Fundamentally, we twist our body-up to optimize our breathing, but we don't always do it in the mostly logical manner. Again, your lungs don’t care what it does to your body, so long as it can still breath; it's still a survival instinct. We go for the path of least resistance and easiest compensation for breath. How we compensate is different for everyone due to the varied physical demands we place on our body. To keep your breath moving, we use all sorts of compensatory muscles to open-up the lungs. Knee twist, hip twist, rib twist, shoulders twist, even our jaw twists. However, the more we twist, the more problems can manifest. So much so, lung capacity diminishes and blood pH gets off-kilter, the result can be migraines, chronic fatigue and fibromyalgia, just to name a few. 

The question becomes how do we untwist? That is what a PRI-specialist is trained to execute. Hruska and his team of credentialed PTs and degreed personal trainers have designed postural stability evaluations and exercise protocols to tailor the physical restoration to the needs of the client. Rehab consists of hands-on techniques, home practice, and lots (and lots) of breathing techniques (mostly by blowing-up balloons, this helps with oxygen pressure inside the lungs, and helps stabilize lumbar and pelvic control). 

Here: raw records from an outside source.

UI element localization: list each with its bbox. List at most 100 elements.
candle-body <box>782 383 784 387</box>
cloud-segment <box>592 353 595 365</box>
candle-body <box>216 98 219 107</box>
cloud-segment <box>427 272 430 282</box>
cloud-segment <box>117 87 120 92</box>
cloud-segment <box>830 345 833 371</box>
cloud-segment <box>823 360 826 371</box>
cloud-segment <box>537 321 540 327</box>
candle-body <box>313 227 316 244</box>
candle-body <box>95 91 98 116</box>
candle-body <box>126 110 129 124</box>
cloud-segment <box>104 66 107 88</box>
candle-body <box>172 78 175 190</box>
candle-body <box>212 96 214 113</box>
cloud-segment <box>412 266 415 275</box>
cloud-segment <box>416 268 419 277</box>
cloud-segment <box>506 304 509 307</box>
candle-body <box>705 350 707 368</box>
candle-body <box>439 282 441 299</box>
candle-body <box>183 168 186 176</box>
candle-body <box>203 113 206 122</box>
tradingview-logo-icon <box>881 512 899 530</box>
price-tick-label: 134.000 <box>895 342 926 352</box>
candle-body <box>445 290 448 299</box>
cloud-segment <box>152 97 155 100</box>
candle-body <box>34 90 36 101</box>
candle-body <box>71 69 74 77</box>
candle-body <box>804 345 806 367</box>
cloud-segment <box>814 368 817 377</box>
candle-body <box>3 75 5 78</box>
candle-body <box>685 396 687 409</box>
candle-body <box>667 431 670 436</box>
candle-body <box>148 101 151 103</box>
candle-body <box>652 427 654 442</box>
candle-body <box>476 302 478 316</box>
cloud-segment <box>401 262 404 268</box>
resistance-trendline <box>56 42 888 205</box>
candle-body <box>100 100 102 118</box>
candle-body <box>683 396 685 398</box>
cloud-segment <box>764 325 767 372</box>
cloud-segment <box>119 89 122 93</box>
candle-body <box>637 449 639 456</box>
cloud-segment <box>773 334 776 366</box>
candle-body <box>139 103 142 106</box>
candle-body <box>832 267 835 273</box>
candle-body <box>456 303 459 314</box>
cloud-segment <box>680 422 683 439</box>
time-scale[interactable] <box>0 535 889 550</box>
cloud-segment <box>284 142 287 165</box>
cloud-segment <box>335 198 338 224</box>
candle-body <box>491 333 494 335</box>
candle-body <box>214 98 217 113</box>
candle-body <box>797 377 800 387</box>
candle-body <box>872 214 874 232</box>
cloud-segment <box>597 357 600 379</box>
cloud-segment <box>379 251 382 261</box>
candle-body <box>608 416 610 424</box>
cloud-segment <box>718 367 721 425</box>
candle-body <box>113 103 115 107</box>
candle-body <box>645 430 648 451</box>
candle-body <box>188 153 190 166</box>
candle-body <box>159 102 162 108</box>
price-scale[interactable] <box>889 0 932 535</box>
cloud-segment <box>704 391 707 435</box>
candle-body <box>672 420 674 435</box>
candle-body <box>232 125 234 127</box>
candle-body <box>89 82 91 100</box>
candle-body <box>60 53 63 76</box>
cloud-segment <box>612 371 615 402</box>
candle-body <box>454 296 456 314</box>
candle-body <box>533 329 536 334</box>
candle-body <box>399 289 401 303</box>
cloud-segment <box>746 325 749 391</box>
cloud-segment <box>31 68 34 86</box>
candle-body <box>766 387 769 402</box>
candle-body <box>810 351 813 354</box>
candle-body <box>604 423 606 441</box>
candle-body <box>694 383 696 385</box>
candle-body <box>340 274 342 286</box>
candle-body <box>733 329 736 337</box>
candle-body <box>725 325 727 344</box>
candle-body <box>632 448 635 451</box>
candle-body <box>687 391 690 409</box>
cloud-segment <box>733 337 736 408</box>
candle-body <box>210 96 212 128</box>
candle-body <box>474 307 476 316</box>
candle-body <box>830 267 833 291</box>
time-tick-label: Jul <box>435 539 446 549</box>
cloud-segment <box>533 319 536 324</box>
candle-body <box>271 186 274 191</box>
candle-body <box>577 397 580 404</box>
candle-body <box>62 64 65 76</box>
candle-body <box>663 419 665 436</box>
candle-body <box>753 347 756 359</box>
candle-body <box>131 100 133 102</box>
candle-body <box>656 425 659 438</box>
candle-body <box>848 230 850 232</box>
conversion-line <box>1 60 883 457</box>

The gamut of disease that PRI can help restore is varied and complex. It almost seems a bit like a miracle drug. In truth, this is not a magic yellow pill - PRI requires lifelong adaptation. Without regular practice, the body will instinctually return to the path of least resistance. Some mal-adapted physical patterns can be permanently rehabilitated and muscle fibers retrained. Yet other, different problems could manifest. It is the individuals responsibility to understand the core knowledge and adopt good, physical practices to encourage optimal functioning throughout their life-span. 



*Everything in this blog is based on my opinion and my interpretation of my PRI training. I am a translator of the material presented to me and my writings do not necessarily represent that of Hruska or PRI.